A still from Hayden Pedigo’s campaign commercial
A still from Hayden Pedigo’s campaign commercial photo courtesy Jasmine Stodel/GPFF
Kid Candidate
(2021, 67 minutes)
Screening 3 p.m. Saturday, Sept. 25
Winter Park Public Library
Available online Sept. 27–Oct. 3
peacefilmfest.org

In 1979, Dead Kennedys singer and agit-punk legend Jello Biafra ran for mayor of San Francisco as an independent. Biafra's campaign was built around his caustic, nihilistic humor and over-the-top pronouncements — all cars banned citywide, all businessmen required to wear clown suits within city limits. He finished third in a field of 10. Amarillo's Hayden Pedigo, the subject of Kid Candidate, while a denizen of the underground, avant-garde arts world, is no Jello Biafra.

But maybe that's not such a bad thing?

The titular Kid Candidate, Pedigo, is a mid-20s resident of Amarillo, Texas, and though he is an experimentally inclined guitar player and part of a loose collective of outré filmmakers and enthusiasts, he's the polar opposite of the types you'll find at noise shows around the country. He has an appealing, aw-shucks idealism filtered through a 21st-century lens, like Mr. Smith Goes to Washington presented as an episode of Nathan for You.

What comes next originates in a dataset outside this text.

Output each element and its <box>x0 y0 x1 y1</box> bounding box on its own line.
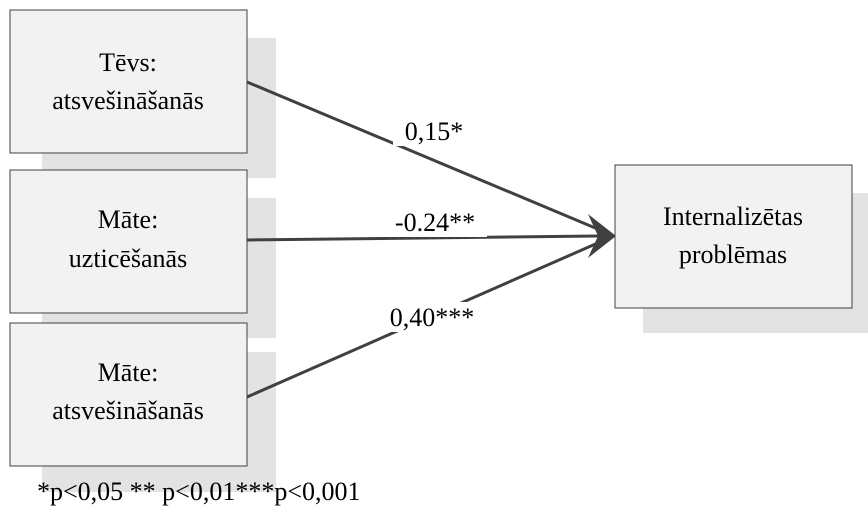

The film follows Pedigo's beyond-longshot campaign for a City Council seat in Amarillo. The campaign grew out of a funny and eccentric video Pedigo made with friends that quite by accident became a Reddit sensation and a catalyst for Pedigo to turn a jokey campaign video into the real thing.

Of course, anyone watching this film can (spoiler alert) telegraph Pedigo's loss from the opening credits, but the thrust of the film is Pedigo unexpectedly growing into his role as a candidate, bereft of guile and, by his own choice, campaign donations. What started as something absurd becomes something that could legitimately impact lives, muses a wide-eyed Pedigo early on.

As much as it is a look at Pedigo's political journey — aided and abetted by his supportive wife, ragtag artist friends, a delightfully caustic local lawyer and activist, and heartfelt interactions with the South Sudanese immigrant community — it's also an investigaton into and indictment of the old money oligarchy (emphasis on "old") that holds Amarillo's civic life in tight, gilded clutches.

Confounding expectations from the start, Kid Candidate is an endorsement for giving a damn about where you live.